MHB Bounded Set with Two Limit Points

[OhMyMarkov]

Hello everyone!

I'm asked to find a set that is bounded and that has exactly two limit points, now this is how I am thinking.

Consider the set $A_n = [0,\frac{1}{n}) \cup(2-\frac{1}{n},2]$, if $A_1 = [0,1)\cup(1,2]$, $A_2=[0,1/2)\cup (3/2,2]$. If I let $n$ grow indefinitely, I will have only two limit points, 0 and 2, right?

Any help is appreciated!

 

[Plato2]

I'm asked to find a set that is bounded and that has exactly two limit points, now this is how I am thinking.
Consider the set $A_n = [0,\frac{1}{n}) \cup(2-\frac{1}{n},2]$, if $A_1 = [0,1)\cup(1,2]$, $A_2=[0,1/2)\cup (3/2,2]$. If I let $n$ grow indefinitely, I will have only two limit points, 0 and 2, right?

No the set $A_1 = \left[ {0,1} \right)$ alone has infinitely many limit points.

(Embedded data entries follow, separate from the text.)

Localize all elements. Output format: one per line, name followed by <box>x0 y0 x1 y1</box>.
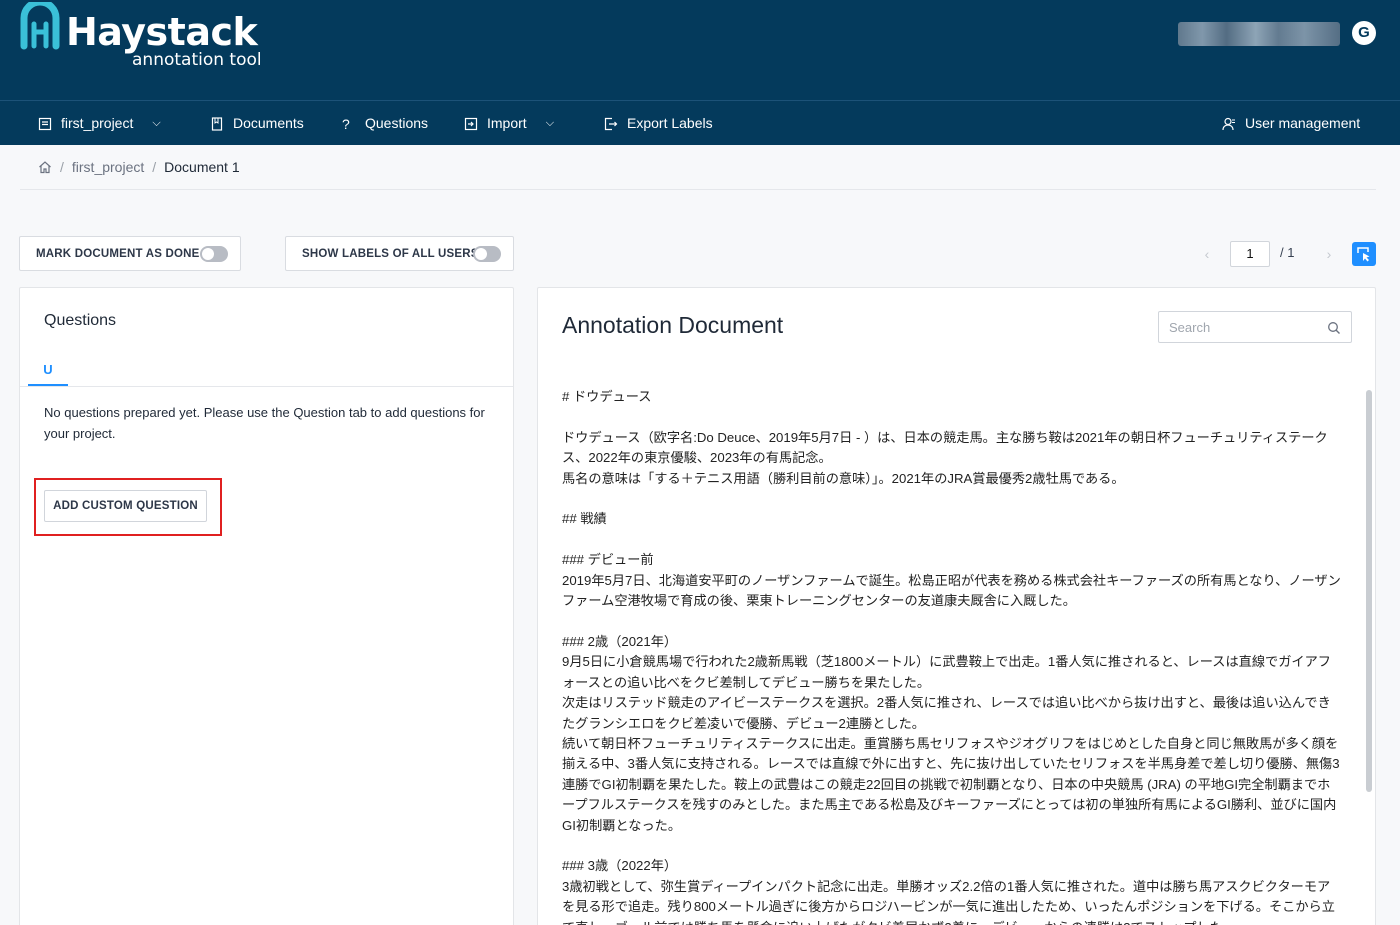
document-scrollbar[interactable] <box>1366 390 1372 792</box>
questions-title: Questions <box>44 312 117 329</box>
nav-import[interactable]: Import ⌵ <box>464 101 554 146</box>
page-total: / 1 <box>1280 245 1295 260</box>
prev-page-button[interactable]: ‹ <box>1194 241 1220 267</box>
user-name-redacted <box>1178 22 1340 46</box>
main-nav: first_project ⌵ Documents ? Questions Im… <box>0 100 1400 145</box>
breadcrumb-separator: / <box>152 159 157 175</box>
nav-user-management-label: User management <box>1245 115 1361 131</box>
divider <box>20 189 1376 190</box>
no-questions-message: No questions prepared yet. Please use th… <box>44 405 485 441</box>
brand-subtitle: annotation tool <box>132 50 262 70</box>
selection-cursor-icon <box>1357 247 1370 262</box>
document-icon <box>211 116 223 131</box>
mark-document-done-toggle[interactable]: MARK DOCUMENT AS DONE <box>19 236 241 271</box>
show-labels-toggle[interactable]: SHOW LABELS OF ALL USERS <box>285 236 514 271</box>
search-icon[interactable] <box>1327 321 1341 335</box>
search-box[interactable] <box>1158 311 1352 343</box>
document-title: Annotation Document <box>562 312 784 338</box>
user-management-icon <box>1222 117 1235 130</box>
mark-done-switch[interactable] <box>200 246 228 262</box>
show-labels-label: SHOW LABELS OF ALL USERS <box>302 247 479 260</box>
tab-divider <box>20 386 513 387</box>
nav-import-label: Import <box>487 115 527 131</box>
question-icon: ? <box>342 115 350 132</box>
project-icon <box>38 117 52 130</box>
nav-questions[interactable]: ? Questions <box>342 101 428 146</box>
nav-documents[interactable]: Documents <box>210 101 304 146</box>
select-mode-button[interactable] <box>1352 242 1376 266</box>
nav-export-label: Export Labels <box>627 115 713 131</box>
import-icon <box>464 117 478 130</box>
app-header: Haystack annotation tool G <box>0 0 1400 100</box>
breadcrumb-current: Document 1 <box>164 159 240 175</box>
show-labels-switch[interactable] <box>473 246 501 262</box>
page-number-input[interactable]: 1 <box>1230 241 1270 267</box>
nav-project-select[interactable]: first_project ⌵ <box>38 101 161 146</box>
home-icon[interactable] <box>38 160 52 174</box>
nav-questions-label: Questions <box>365 115 429 131</box>
mark-document-done-label: MARK DOCUMENT AS DONE <box>36 247 200 260</box>
logout-icon[interactable]: G <box>1352 21 1376 45</box>
haystack-logo[interactable]: Haystack annotation tool <box>20 2 280 82</box>
questions-panel: Questions U No questions prepared yet. P… <box>19 287 514 925</box>
nav-documents-label: Documents <box>233 115 304 131</box>
breadcrumb-project[interactable]: first_project <box>72 159 144 175</box>
haystack-logo-icon <box>20 2 60 50</box>
breadcrumb: / first_project / Document 1 <box>38 158 240 176</box>
chevron-down-icon: ⌵ <box>545 117 555 129</box>
next-page-button[interactable]: › <box>1316 241 1342 267</box>
nav-export-labels[interactable]: Export Labels <box>604 101 713 146</box>
nav-project-label: first_project <box>61 115 134 131</box>
document-content[interactable]: # ドウデュース ドウデュース（欧字名:Do Deuce、2019年5月7日 -… <box>562 387 1342 925</box>
document-scroll-area[interactable]: # ドウデュース ドウデュース（欧字名:Do Deuce、2019年5月7日 -… <box>538 363 1375 925</box>
nav-user-management[interactable]: User management <box>1222 101 1360 146</box>
brand-name: Haystack <box>66 10 258 54</box>
annotation-document-panel: Annotation Document # ドウデュース ドウデュース（欧字名:… <box>537 287 1376 925</box>
add-custom-question-button[interactable]: ADD CUSTOM QUESTION <box>44 490 207 522</box>
tab-u[interactable]: U <box>28 362 68 377</box>
breadcrumb-separator: / <box>60 159 64 175</box>
chevron-down-icon: ⌵ <box>152 117 161 129</box>
search-input[interactable] <box>1159 312 1319 342</box>
export-icon <box>604 117 618 130</box>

$a_n = \left\{ {\begin{array}{rl} {1/n,} & n\text{ is odd} \\ {1 - 1/n,} & n\text{ is even} \\\end{array}} \right.$

 

[OhMyMarkov]

Hi Plato,

Thanks for your reply. I didn't quite understand. I realize [0,1) has infinitely many limit points, I didn't say otherwise. Can you please explain.

 

[Plato2]

Thanks for your reply. I didn't quite understand. I realize [0,1) has infinitely many limit points, I didn't say otherwise. Can you please explain.

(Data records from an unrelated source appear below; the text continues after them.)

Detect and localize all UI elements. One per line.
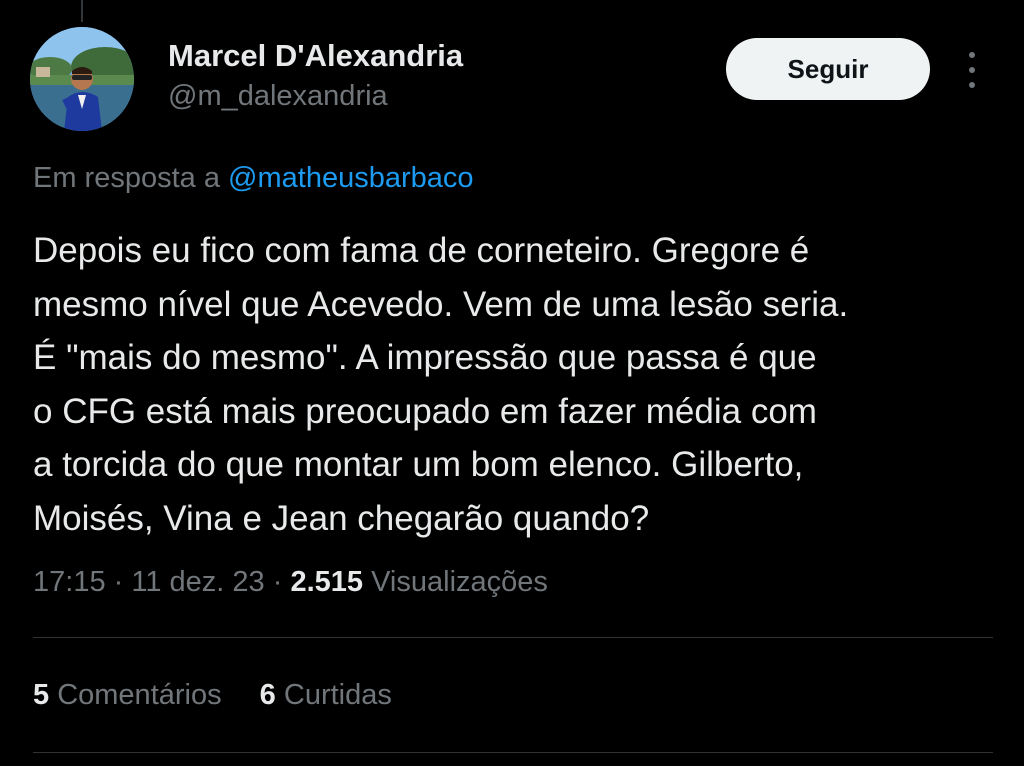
comments-count: 5: [33, 679, 50, 711]
divider: [33, 752, 993, 753]
tweet-text-line: o CFG está mais preocupado em fazer médi…: [33, 391, 817, 431]
more-dot: [969, 67, 975, 73]
tweet-text: Depois eu fico com fama de corneteiro. G…: [33, 224, 993, 545]
comments-stat[interactable]: 5 Comentários: [33, 679, 230, 711]
tweet-text-line: mesmo nível que Acevedo. Vem de uma lesã…: [33, 284, 849, 324]
more-vertical-icon[interactable]: [960, 52, 984, 88]
tweet-time[interactable]: 17:15: [33, 566, 106, 598]
views-label[interactable]: Visualizações: [371, 566, 548, 598]
more-dot: [969, 52, 975, 58]
avatar-photo: [30, 27, 134, 131]
reply-mention-link[interactable]: @matheusbarbaco: [228, 162, 473, 194]
avatar[interactable]: [30, 27, 134, 131]
tweet-stats: 5 Comentários 6 Curtidas: [33, 679, 392, 712]
tweet-text-line: a torcida do que montar um bom elenco. G…: [33, 445, 804, 484]
author-name[interactable]: Marcel D'Alexandria: [168, 38, 463, 74]
divider: [33, 637, 993, 638]
tweet-meta: 17:15 · 11 dez. 23 · 2.515 Visualizações: [33, 566, 548, 599]
likes-stat[interactable]: 6 Curtidas: [260, 679, 392, 711]
tweet-date[interactable]: 11 dez. 23: [131, 566, 264, 598]
more-dot: [969, 82, 975, 88]
follow-button[interactable]: Seguir: [726, 38, 930, 100]
tweet-text-line: É "mais do mesmo". A impressão que passa…: [33, 338, 817, 377]
reply-prefix: Em resposta a: [33, 162, 220, 194]
views-count[interactable]: 2.515: [290, 566, 363, 598]
author-handle[interactable]: @m_dalexandria: [168, 80, 388, 113]
reply-context: Em resposta a @matheusbarbaco: [33, 162, 474, 195]
tweet-text-line: Depois eu fico com fama de corneteiro. G…: [33, 231, 810, 270]
meta-separator: ·: [272, 566, 283, 598]
comments-label: Comentários: [57, 679, 222, 711]
meta-separator: ·: [113, 566, 124, 598]
thread-connector-line: [81, 0, 83, 22]
tweet-detail: Marcel D'Alexandria @m_dalexandria Segui…: [0, 0, 1024, 766]
likes-label: Curtidas: [283, 679, 392, 711]
likes-count: 6: [259, 679, 276, 711]
tweet-text-line: Moisés, Vina e Jean chegarão quando?: [33, 498, 650, 538]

Perhaps the problem here is your using interval notation when you mean set notation.
Maybe you meant let $A_n = \left\{ {0,\frac{1}{n}} \right\} \cup \left\{ {2 - \frac{1}{n},2} \right\}$ then let $A = \bigcup\limits_n {A_n } $.
Now $A$ is a bounded infinite set having exactly two limit points.